How to write SPARQL query that efficiently matches string literals while ignoring case

14,492

Solution 1

The reason the query with the FILTER query runs slower is because ?term is unbound it requires scanning the PSO or POS index to find all statements with the rdfs:label predicate and filter them against the regex. When it was bound to a concrete resource (in your first example), it could use a OPS or POS index to scan over only statements with the rdfs:label predicate and the specified object resource, which would have a much lower cardinality.

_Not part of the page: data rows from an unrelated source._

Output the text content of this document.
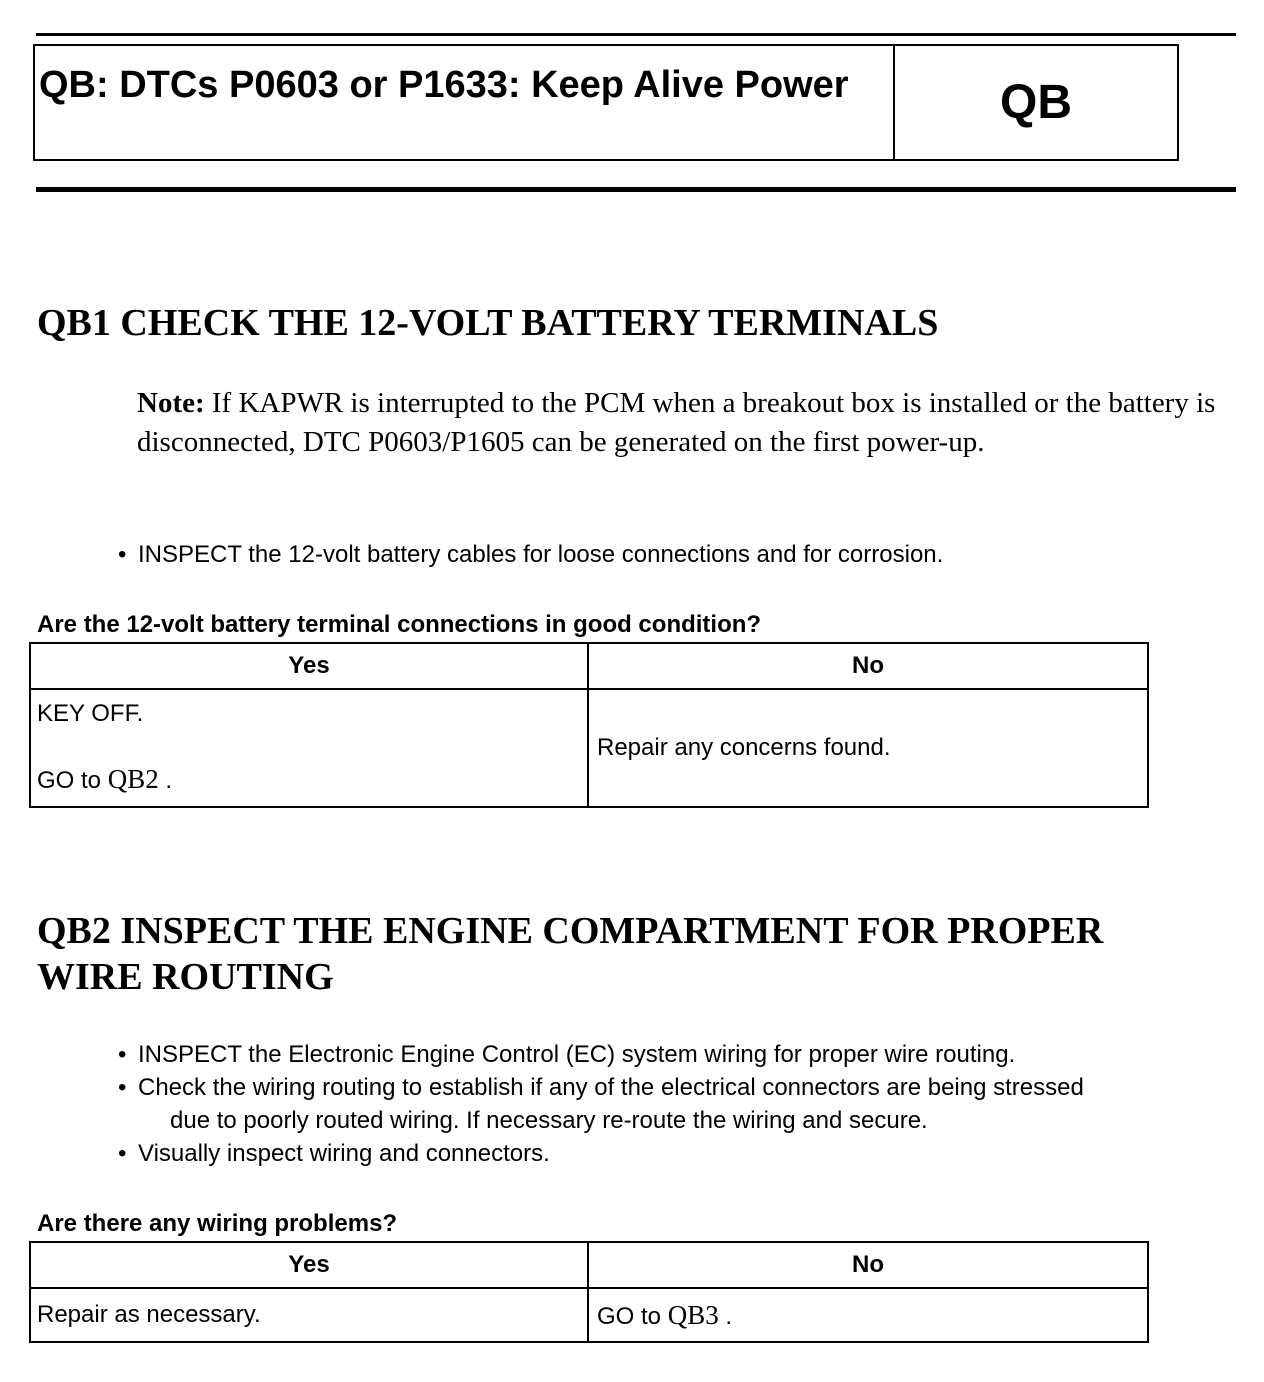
QB: DTCs P0603 or P1633: Keep Alive Power	QB
QB1 CHECK THE 12-VOLT BATTERY TERMINALS
Note: If KAPWR is interrupted to the PCM when a breakout box is installed or the battery is disconnected, DTC P0603/P1605 can be generated on the first power-up.
• INSPECT the 12-volt battery cables for loose connections and for corrosion.
Are the 12-volt battery terminal connections in good condition?
Yes	No

KEY OFF.
GO to QB2 .	Repair any concerns found.
QB2 INSPECT THE ENGINE COMPARTMENT FOR PROPER WIRE ROUTING
• INSPECT the Electronic Engine Control (EC) system wiring for proper wire routing.
• Check the wiring routing to establish if any of the electrical connectors are being stressed
due to poorly routed wiring. If necessary re-route the wiring and secure.
• Visually inspect wiring and connectors.
Are there any wiring problems?
Yes	No
Repair as necessary.	GO to QB3 .
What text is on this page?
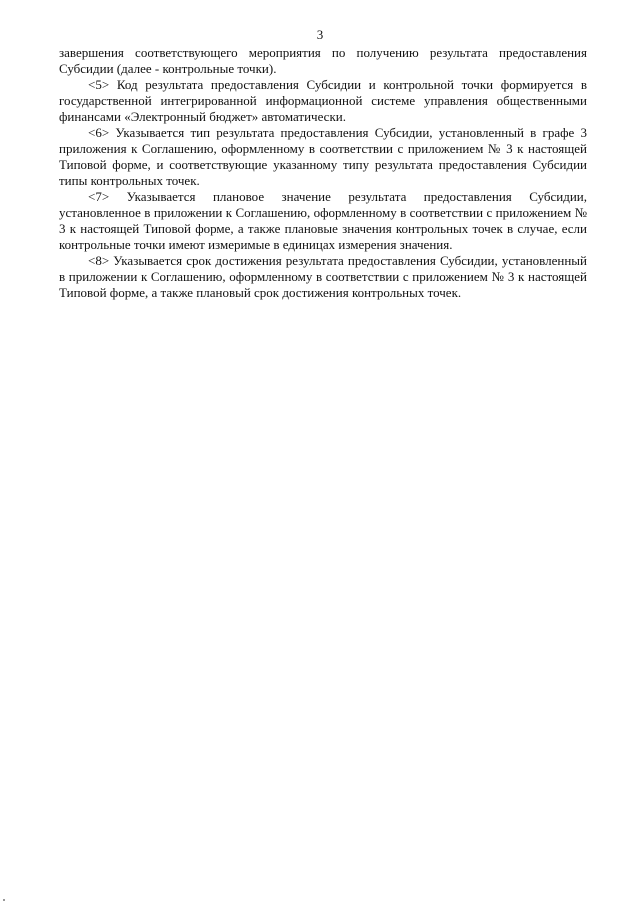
3

завершения соответствующего мероприятия по получению результата предоставления Субсидии (далее - контрольные точки).

<5> Код результата предоставления Субсидии и контрольной точки формируется в государственной интегрированной информационной системе управления общественными финансами «Электронный бюджет» автоматически.

<6> Указывается тип результата предоставления Субсидии, установленный в графе 3 приложения к Соглашению, оформленному в соответствии с приложением № 3 к настоящей Типовой форме, и соответствующие указанному типу результата предоставления Субсидии типы контрольных точек.

<7> Указывается плановое значение результата предоставления Субсидии, установленное в приложении к Соглашению, оформленному в соответствии с приложением № 3 к настоящей Типовой форме, а также плановые значения контрольных точек в случае, если контрольные точки имеют измеримые в единицах измерения значения.

<8> Указывается срок достижения результата предоставления Субсидии, установленный в приложении к Соглашению, оформленному в соответствии с приложением № 3 к настоящей Типовой форме, а также плановый срок достижения контрольных точек.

The common solution to this type of text searching problem is to use an external text index. In this case, Jena provides a free text index called LARQ, which uses Lucene to perform the search and joins the results with the rest of the query.

Solution 2

From all the the possible string operators that you can use in SPARQL, regex is probably the most expensive one. Your query might run faster if you avoid regex and you use UCASE or LCASE on both sides of the test instead. Something like:

SELECT DISTINCT ?type WHERE {
 ?x <http://www.w3.org/2000/01/rdf-schema#label> ?term .
 ?x <http://www.w3.org/1999/02/22-rdf-syntax-ns#type> ?type .
 FILTER (lcase(str(?term)) = "tylenol")
}

This might be faster but in general do not expect great performance for text search with any triple store. Triple stores are very good at graph matching and not so good at string matching.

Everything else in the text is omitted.